The cool thing about the way the SpaceX thing is working, compared to the old way with Boeing/Lockheed/Hughes/whoever is the way the project is run. Instead of NASA engineers designing everything, then shipping blueprints to the contractors for construction, NASA just said "give us a rocket that can do this for $XX" and left SpaceX to it. Now, that's not to say that the SpaceX guys didn't pick up the phone when they had some questions, but it's not the top-down way that things used to be done. So, instead of NASA footing the bill for cost overruns or whatever, they just have a line item in their budget that says "ISS Resupply - $135M per launch" and Congress just signs off on it. There's none of the politicking about which components have to be built by which contractors, or in which states, or any of that bullcrap.
 
vpb [TotalFark]
2012-05-22 09:55:32 AM  

Quantum Apostrophe: drsmith: but there exists a need to get People back and forth.

No there doesn't. Considering we don't even have Concorde anymore where there ARE people and actual DESTINATIONS involved, this space wankery is nothing more than a religion. All this delusional twaddle about outer space when this firecracker barely goes beyond our atmosphere, and this crackpottery about colonizing Mars and mining asteroids is a sign of our bad educational system.

Funny how no one ever thinks they're the ones lacking education.


Very funny!
 
2012-05-22 10:02:00 AM  

bluesbox: Your math sucks. NASA has received less than a quarter your 'more than a trillion" comment.

The space station all by itself cost about $100 billion in current dollars (some paid by Russia, Japan, etc. but most borne directly or indirectly by NASA). The Shuttle program over its lifetime ran $200 billion at least (probably more).

If you use inflation-adjusted dollars for all of NASA's other activities since 1980, it's easily a trillion-plus.


According to this, the entire operating budget of NASA since its creation is less than $800B in inflation-adjusted dollars.
 
2012-05-22 10:02:41 AM  
SpaceX isn't a space agency, it is just a contractor.

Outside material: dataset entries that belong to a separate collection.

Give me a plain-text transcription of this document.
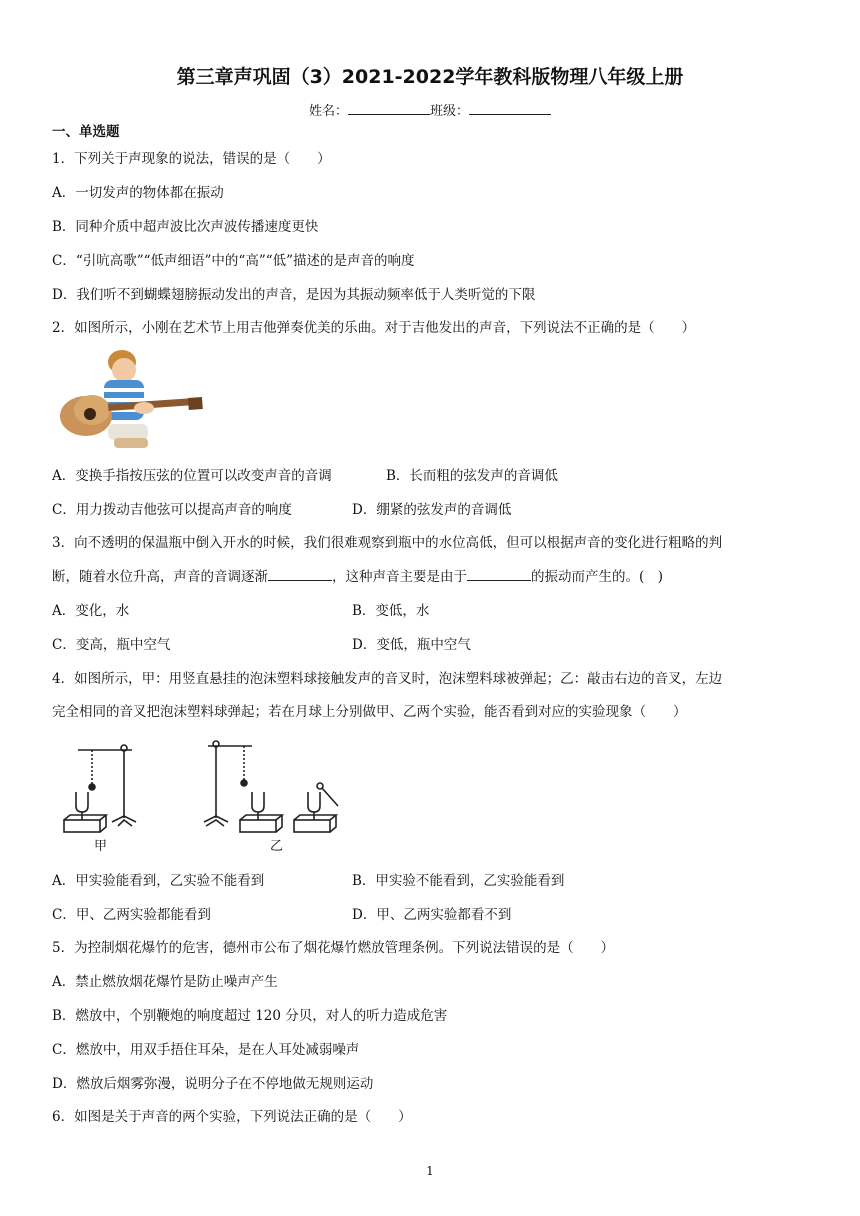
第三章声巩固（3）2021-2022学年教科版物理八年级上册
姓名：	班级：
一、单选题
1．下列关于声现象的说法，错误的是（　　）
A．一切发声的物体都在振动
B．同种介质中超声波比次声波传播速度更快
C．“引吭高歌”“低声细语”中的“高”“低”描述的是声音的响度
D．我们听不到蝴蝶翅膀振动发出的声音，是因为其振动频率低于人类听觉的下限
2．如图所示，小刚在艺术节上用吉他弹奏优美的乐曲。对于吉他发出的声音，下列说法不正确的是（　　）
A．变换手指按压弦的位置可以改变声音的音调	B．长而粗的弦发声的音调低
C．用力拨动吉他弦可以提高声音的响度	D．绷紧的弦发声的音调低
3．向不透明的保温瓶中倒入开水的时候，我们很难观察到瓶中的水位高低，但可以根据声音的变化进行粗略的判
断，随着水位升高，声音的音调逐渐	，这种声音主要是由于	的振动而产生的。(　)
A．变化，水	B．变低，水
C．变高，瓶中空气	D．变低，瓶中空气
4．如图所示，甲：用竖直悬挂的泡沫塑料球接触发声的音叉时，泡沫塑料球被弹起；乙：敲击右边的音叉，左边
完全相同的音叉把泡沫塑料球弹起；若在月球上分别做甲、乙两个实验，能否看到对应的实验现象（　　）
甲	乙
A．甲实验能看到，乙实验不能看到	B．甲实验不能看到，乙实验能看到
C．甲、乙两实验都能看到	D．甲、乙两实验都看不到
5．为控制烟花爆竹的危害，德州市公布了烟花爆竹燃放管理条例。下列说法错误的是（　　）
A．禁止燃放烟花爆竹是防止噪声产生
B．燃放中，个别鞭炮的响度超过 120 分贝，对人的听力造成危害
C．燃放中，用双手捂住耳朵，是在人耳处减弱噪声
D．燃放后烟雾弥漫，说明分子在不停地做无规则运动
6．如图是关于声音的两个实验，下列说法正确的是（　　）
1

That was my point about turning NASA back into NACA. We don't need NASA building hardware. They're not good at it, and they waste a shiat-ton of money at it. Let contractors do that job. A private market for space-launch will emerge if the costs go low enough -- mining, tourism, exploration, even settlement some decades hence. (Which will require property-rights protection and rule of law, but that's a long discussion I don't want to get into right now.)

I think the need for a national "space agency" is kind of notional anyway. NASA hasn't proven to be particularly good at the "big idea" stuff, in case you haven't noticed. NASA is far too bureaucracy-bound and risk-averse to be good at the "big idea" stuff, and they can't do the "small idea" stuff in a cost-effective way. (Remember back when the Shuttle was going to launch once or twice a week, and reduce payload-to-orbit costs to $1000/lb? Instead, we got a fabulously exxpensive and dangerous contraption that cost a billion dollars every time we sent it up, and never got payload costs below $10,000/lb.)

I've said before, I'm all in favor of a national space agency with a mandate to do space exploration. The problem is, NASA is not that agency.